ABSTRACT

EPILOGUE THROUGHOUT the myth of creation here concluded we have watched the divine Reason bringing intelligible order into the world in so far as he could persuade Necessity to co-operate. I urged that, if Plato's words are not to be robbed of all meaning, Necessity must be recognised as standing for a factor in the existing world never completely subdued by Reason. Further, if this Reason can be identified with the reason in the World-Soul itself, that other factor can hardly be anything but an irrational element in the World-Soul, the source of wandering motions. There is at all times some chaos within the cosmos. Becoming was imaged as the child of a father and a mother, who correspond to Heaven and Earth, the first parents of more primitive myth. The father is from above, Olympian; the mother from beneath; and one of her names is Necessity. Already in Homer Zeus and the other Olympians are confronted by a power they cannot subordinate, called Destiny or Fate.
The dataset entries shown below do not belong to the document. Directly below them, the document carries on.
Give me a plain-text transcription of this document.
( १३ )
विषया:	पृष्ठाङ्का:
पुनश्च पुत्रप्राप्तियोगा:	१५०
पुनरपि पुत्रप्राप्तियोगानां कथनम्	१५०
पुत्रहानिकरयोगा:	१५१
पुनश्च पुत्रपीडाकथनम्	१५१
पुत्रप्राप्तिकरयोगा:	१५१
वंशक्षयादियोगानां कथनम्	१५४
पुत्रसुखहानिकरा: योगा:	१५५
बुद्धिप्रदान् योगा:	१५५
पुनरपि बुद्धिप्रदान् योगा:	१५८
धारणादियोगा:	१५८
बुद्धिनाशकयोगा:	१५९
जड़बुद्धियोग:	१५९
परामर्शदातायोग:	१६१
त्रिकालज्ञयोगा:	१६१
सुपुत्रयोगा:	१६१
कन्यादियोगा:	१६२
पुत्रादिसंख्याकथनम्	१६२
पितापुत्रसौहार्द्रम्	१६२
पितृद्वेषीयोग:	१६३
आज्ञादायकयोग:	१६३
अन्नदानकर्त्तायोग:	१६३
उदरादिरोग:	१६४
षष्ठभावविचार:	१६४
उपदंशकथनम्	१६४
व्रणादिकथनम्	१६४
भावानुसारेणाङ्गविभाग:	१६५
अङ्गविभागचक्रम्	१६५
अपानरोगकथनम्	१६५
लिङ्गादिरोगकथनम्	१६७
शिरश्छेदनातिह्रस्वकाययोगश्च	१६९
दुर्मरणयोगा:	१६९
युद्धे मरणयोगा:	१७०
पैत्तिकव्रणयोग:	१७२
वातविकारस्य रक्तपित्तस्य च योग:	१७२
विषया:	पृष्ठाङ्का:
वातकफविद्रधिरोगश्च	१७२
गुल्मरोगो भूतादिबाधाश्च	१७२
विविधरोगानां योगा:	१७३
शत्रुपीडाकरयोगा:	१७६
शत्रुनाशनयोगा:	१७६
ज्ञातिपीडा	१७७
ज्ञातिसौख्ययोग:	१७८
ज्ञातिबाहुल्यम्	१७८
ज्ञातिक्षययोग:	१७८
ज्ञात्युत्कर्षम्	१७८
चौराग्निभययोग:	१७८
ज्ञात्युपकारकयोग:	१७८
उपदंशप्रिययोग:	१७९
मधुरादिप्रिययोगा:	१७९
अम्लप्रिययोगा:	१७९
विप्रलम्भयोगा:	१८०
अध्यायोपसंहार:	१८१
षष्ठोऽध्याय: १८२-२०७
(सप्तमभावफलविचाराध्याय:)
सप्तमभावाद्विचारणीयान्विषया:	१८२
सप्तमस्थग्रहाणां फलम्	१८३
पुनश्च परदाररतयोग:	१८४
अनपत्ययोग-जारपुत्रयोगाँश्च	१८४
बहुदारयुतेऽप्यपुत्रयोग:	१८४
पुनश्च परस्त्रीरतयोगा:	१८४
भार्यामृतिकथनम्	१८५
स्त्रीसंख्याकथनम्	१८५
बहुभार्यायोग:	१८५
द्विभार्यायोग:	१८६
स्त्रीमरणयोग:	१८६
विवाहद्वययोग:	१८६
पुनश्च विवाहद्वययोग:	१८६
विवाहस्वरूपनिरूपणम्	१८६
Like Plato's Demiurge, the Homeric gods are not omnipotent; and it seems impossible to deduce from Homer any coherent account of the relation between their will and the thwarting opposition of Destiny. Here Homer left an unsolved problem to be grappled with by the only religious genius of classical Greece who can take rank with Plato. It is no accident that the greatest work of Aeschylus, the Oresteia, culminates in the reconciliation of Zeus and Destiny; and that the reconciliation is effected by divine Reason, in the person of Athena, l persuading the daughters of Necessity to co-operate in her beneficent purposes.